A emigração pode ser boa para o indivíduo, diz Schelkle. Mas o impacto nos Estados é negativo, especialmente nos países de partida. Os migrantes são normalmente jovens qualificados. A sua saída reduz a produtividade e o potencial de crescimento da economia e acelera o processo de envelhecimento da população. Nos países onde as pensões são pagas pelas contribuições dos trabalhadores no activo, como em Portugal, a sua saída coloca pressão sobre as contas da Segurança Social. O impacto económico e demográfico nos países de destino é positivo, mas os efeitos sociais e políticos são negativos. Os imigrantes ficam com trabalhos de segunda categoria e competem directamente com as classes de trabalhadores pouco qualificados, aumentando a desigualdade por via da redução dos salários e do desemprego. Frustrados, os últimos tendem a mobilizar-se nas eleições contra os partidos tradicionais, votando nos que propõem a introdução de limites à imigração e à integração política. O referendo do “Brexit” foi, para muitos, um exemplo disso.

É possível que os políticos europeus não tenham força, vontade nem mesmo tempo para pôr em prática estas políticas. A crise cavou um fosso entre os Estados do Sul e os do Norte. Com os primeiros com o desemprego alto, os bancos frágeis e uma montanha de dívida, é mais difícil que os segundos concordem em entrar num acordo de partilha de riscos. Mas isso é a política.

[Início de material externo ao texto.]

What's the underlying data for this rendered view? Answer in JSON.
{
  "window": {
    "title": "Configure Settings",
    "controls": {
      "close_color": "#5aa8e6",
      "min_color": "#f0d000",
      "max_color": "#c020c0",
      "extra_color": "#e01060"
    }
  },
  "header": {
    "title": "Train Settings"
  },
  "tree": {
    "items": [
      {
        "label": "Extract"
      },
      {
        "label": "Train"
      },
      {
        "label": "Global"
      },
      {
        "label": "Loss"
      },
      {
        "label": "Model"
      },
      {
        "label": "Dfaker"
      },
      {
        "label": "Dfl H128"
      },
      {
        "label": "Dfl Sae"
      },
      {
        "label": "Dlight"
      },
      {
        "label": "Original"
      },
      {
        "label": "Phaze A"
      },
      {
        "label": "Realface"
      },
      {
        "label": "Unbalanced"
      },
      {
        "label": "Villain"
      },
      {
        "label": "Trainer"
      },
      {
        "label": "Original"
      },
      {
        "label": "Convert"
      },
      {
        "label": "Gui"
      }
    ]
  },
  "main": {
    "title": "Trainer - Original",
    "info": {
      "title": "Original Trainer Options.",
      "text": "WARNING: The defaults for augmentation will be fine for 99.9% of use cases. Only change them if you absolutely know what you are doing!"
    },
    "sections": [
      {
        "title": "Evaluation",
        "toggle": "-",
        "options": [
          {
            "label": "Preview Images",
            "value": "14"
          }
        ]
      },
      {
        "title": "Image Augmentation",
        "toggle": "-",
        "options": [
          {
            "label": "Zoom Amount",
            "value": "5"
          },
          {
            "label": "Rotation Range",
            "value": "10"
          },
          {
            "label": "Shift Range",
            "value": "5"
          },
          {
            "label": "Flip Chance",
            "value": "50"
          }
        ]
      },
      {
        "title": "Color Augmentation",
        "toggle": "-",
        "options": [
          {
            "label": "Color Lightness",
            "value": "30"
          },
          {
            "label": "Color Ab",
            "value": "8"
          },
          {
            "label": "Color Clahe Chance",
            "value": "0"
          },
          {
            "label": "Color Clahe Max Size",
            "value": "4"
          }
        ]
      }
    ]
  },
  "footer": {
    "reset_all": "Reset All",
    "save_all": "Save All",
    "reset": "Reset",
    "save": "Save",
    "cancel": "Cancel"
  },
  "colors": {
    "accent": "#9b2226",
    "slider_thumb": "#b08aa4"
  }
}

Livros que revêem, criticam e aprofundam as teorias sobre a união monetária ajudam os políticos a identificar e a medir os riscos que têm de ser mais bem controlados para que o euro funcione.

Schelkle mostra que as propostas para uma integração fiscal muito aprofundada — que, para além de dinheiro alemão para Portugal, traria regras mais apertadas sobre a forma como gerimos o nosso Orçamento — não são necessárias e, em certa medida, não chegam para resolver o problema do euro. A solução passa por um equilíbrio na integração fiscal, financeira e monetária, que se ajusta às circunstâncias políticas. Se o passado é guia para o futuro, o euro não vai ser reformado de uma vez e para sempre. Tal como o resto da UE, a moeda única viverá sob a maldição de Monnet: “A Europa vai ser forjada em crises e vai ser a soma das respostas a essas crises.”